Last year, Al-Dar Al-Masriyah Al-Lebenaniyah issued 15 new titles. This is around 10 percent of the 120 new titles it had issued in 2010. The decline in the new titles put out by this old and leading publishing house, according to its executive director Nora Rashad, is not simply a function of the economic impact of the COVID-19 pandemic that had harmed several industries. It is also the factor of a sequel of political and economic changes, including of course the 2016 devaluation of the Egyptian currency.
However, according to Rashad, the impact of the pandemic cannot be overlooked. In 2019, just one year before the new coronavirus hit, Al-Masriyah Al-Lebenaniyah had managed to put out close to 50 new titles.
“For sure, 2020 was a very tough year, especially with the suspension of most book fairs all around the world; however, all publishers have been trying to find innovative ideas to keep the industry afloat,” Rashad said.
According to Ali Abdel-Moneim, member of the Egyptian Publishers Union, the suspension of book fairs in Egypt and worldwide shortly after the January 2020 Cairo book fair was a lot more hurtful to the smaller than the bigger publishing houses. He argued that unlike the big publishing houses that either have their own bookstores or know how to distribute their titles well, the smaller ones depend on the book fairs to make ends meet.
According to Rashad, without the actual return of big book fairs, the industry will continue to be significantly challenged.
During the past few weeks, and for the next three months, Rashad had joined a group of established and newer publishers to exchange views and experiences on the publishing industry under the umbrella of ‘Signals of Hope’, an online programme that is put together in cooperation with the Goethe Institute and the Frankfurt Book Fair.
The seminars that were launched on 30 March review a wide range of issues — some related to overcoming the impact of the pandemic on the industry and some related to new publishing trends.
Self-publishing, selling eBooks, and actual books online, translating diverse titles, and reaching out to new markets are all agenda items for around 600 participants that take turns in joining the online seminars of Signals of Hope.
“In essence, the prime target of this programme is new and newer publishers, but in fact it has also been purposeful for the more established publishers who still benefited from the exchange of ideas on the secret of the publishing business,” said Sherif Bakr, general manager of Al-Araby Publishing and Distributing.
Essentially, the things that Rashad and Bakr said that they got some new and interesting ideas related to managing the newest trend of self-publishing and to promoting books online.
“The publishing industry is going through an incredible change due to the pandemic, but also due to the newer modes of publishing all across the world. This includes self-publishing that is now a key staple of Amazon’s work in publishing,” Bakr said.
“And Amazon are coming round the corner and it would be good for all the publishers to be aware of the impact of this move on their business and to think of how they best benefit from this development,” he added.
“Improving the modes and efficiency of our delivery has helped us a great deal to keep the business stay afloat during the last year, and it is still working well now,” Rashad said.
According to Raniya Hannah, founder and manager of BookBuzz, a platform to sell and distribute books, selling books online, both eBooks and actual books, proved to be a key success during the first months of the pandemic.
She also added that online shopping has become a new favourite mode of accessing books for a particular audience that seems to be more enticed to explore and access books online than to go around bookstores or for that matter book fairs.

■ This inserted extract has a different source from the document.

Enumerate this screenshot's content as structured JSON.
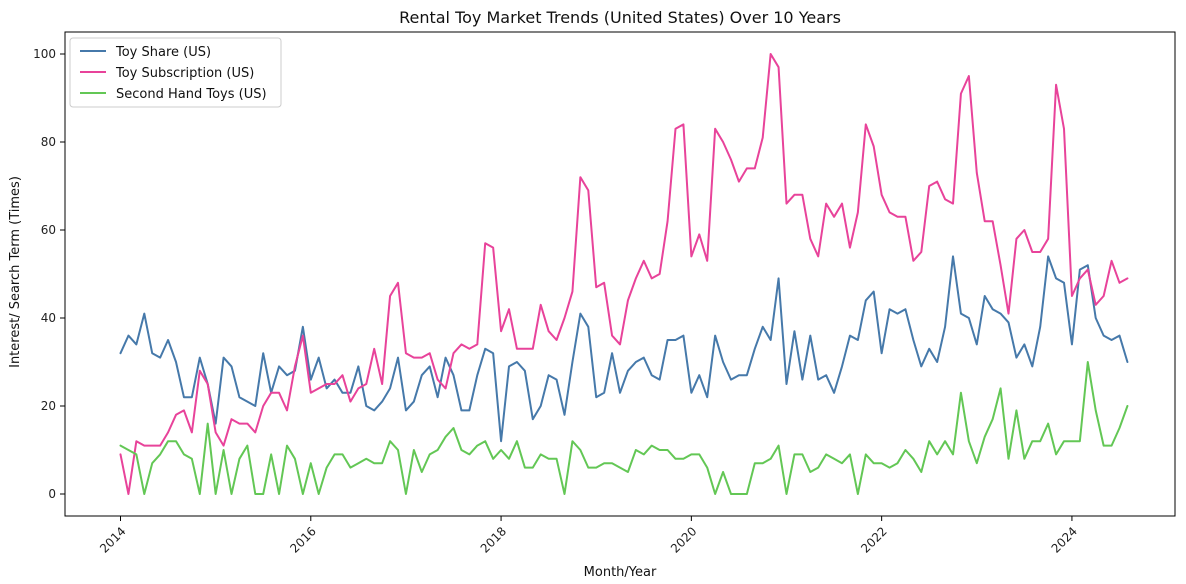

BookBuzz, Hannah said, had actually been having its own ‘online fairs’ — the most recent of which has been the Ramadan Fair that is offering a wide range of fiction and nonfiction books, both classics and new titles.
"We learned through the experience of the three years that we have been in business that online platforms could sometimes be more efficient in helping people find books and, for that matter, helping people send books to family and friends very easily,” Hannah said. During the early months of the pandemic and during the holiday seasons, Bookbuzz has been getting orders for titles to be sent from Egypt to overseas.
According to Abdel-Moneim, more publishers will certainly benefit from learning about the modalities of the online selling of books, as they get to listen to the experiences of other Egyptian publishers who take part in the Signals of Hope seminars and also from the experience offered by international participants.
“We are living in the age of digitisation; it is inevitable,” Abdel-Moneim said. Meanwhile, he stressed that the next tough challenge that comes with the inevitable digitisation is the need to protect copyrights. “This is not a small challenge, and it is certainly one of the things we need to acquire experience on,” he added.